» Des géniteurs grands, blonds, aux yeux bleus « 

La procréation d’enfants de  » pure race aryenne  » dans les Lebensborn est au c£ur même du fanatisme eugéniste des idéologues SS. L’historien allemand Georg Lilienthal, spécialiste du sujet, y voit le résultat d’une stratégie double :  » D’un côté, éliminer les êtres considérés comme « inférieurs », ce qui a conduit à l’extermination des juifs et des Tsiganes ; de l’autre, renforcer une supposée élite raciale en sélectionnant des géniteurs grands, blonds, aux yeux bleus. « 

En 1935, la première maternité de ce type est ouverte à Steinhöring (Bavière). Heinrich Himmler, qui rêve de fonder un Etat SS peuplé de 120 millions de Germains nordiques, place l’institution sous son autorité. La direction est confiée au colonel SS Max Sollman, administrateur en chef, et à l’Oberführer SS et médecin Gregor Ebner, chargé de la sélection. Le but est d’éviter 1 million d’avortements annuels, en permettant à de futures filles-mères d’accoucher en secret. C’est l’un des aspects les plus mystérieux du programme : les naissances ne sont pas déclarées à l’état civil, l’identité du père est cachée.

Les maternités accueillent des femmes enceintes de membres de l’ordre noir SS, éventuellement de cadres de la Wehrmacht et du Parti nazi. Les SS, en particulier, se doivent d’avoir une nombreuse progéniture, y compris hors mariage. Ces enfants sont  » offerts  » à Hitler et confiés à des familles d’adoption. Plus tard, ils constitueront l’élite d’un IIIe Reich censé durer mille ans…

Objets de multiples fantasmes,  » les Lebensborn n’étaient ni des haras humains ni des bordels, poursuit Georg Lilienthal. Ils prétendaient être des établissements modèles, exploitant du matériel génétique « . En 1940, on en compte 10 en Allemagne. D’autres sont créés durant la guerre : 9 en Norvège – sanctuaire supposé de la  » race nordique  » – 3 en Pologne, 2 en Autriche, 1 au Danemark, aux Pays-Bas, en Belgique, au Luxembourg et en France. Environ 9 000 SS-kinder (enfants SS) seraient nés en Norvège, presque autant en Allemagne, quelques centaines ailleurs.

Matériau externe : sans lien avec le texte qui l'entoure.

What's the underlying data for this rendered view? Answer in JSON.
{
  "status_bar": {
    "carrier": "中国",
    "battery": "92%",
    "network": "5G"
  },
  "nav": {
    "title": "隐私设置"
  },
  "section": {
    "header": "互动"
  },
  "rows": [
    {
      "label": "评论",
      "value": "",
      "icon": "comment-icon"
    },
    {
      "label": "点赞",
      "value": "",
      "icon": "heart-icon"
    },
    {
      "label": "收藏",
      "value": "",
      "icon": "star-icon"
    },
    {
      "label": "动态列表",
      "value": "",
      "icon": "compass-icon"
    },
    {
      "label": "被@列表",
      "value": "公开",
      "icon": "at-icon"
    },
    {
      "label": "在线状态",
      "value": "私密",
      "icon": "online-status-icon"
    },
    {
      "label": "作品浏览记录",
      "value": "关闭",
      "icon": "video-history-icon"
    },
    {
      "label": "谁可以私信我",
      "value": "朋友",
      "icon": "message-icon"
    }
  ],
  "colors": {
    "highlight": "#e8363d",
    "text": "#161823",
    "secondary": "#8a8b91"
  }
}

Les responsables du Lebensborn, obsédés par le fait de récupérer le  » sang aryen  » disséminé en Europe, ont aussi kidnappé près de 200 000 enfants en Pologne. Ils furent placés dans des familles, envoyés au front ou contraints au travail forcé. En 1947-1948, Sollman, Ebner et leurs complices ont été jugés à Nuremberg, mais le tribunal allié n’a pas retenu le  » caractère criminel  » du Lebensborn : ils furent libérés à l’issue du procès. n

B. T.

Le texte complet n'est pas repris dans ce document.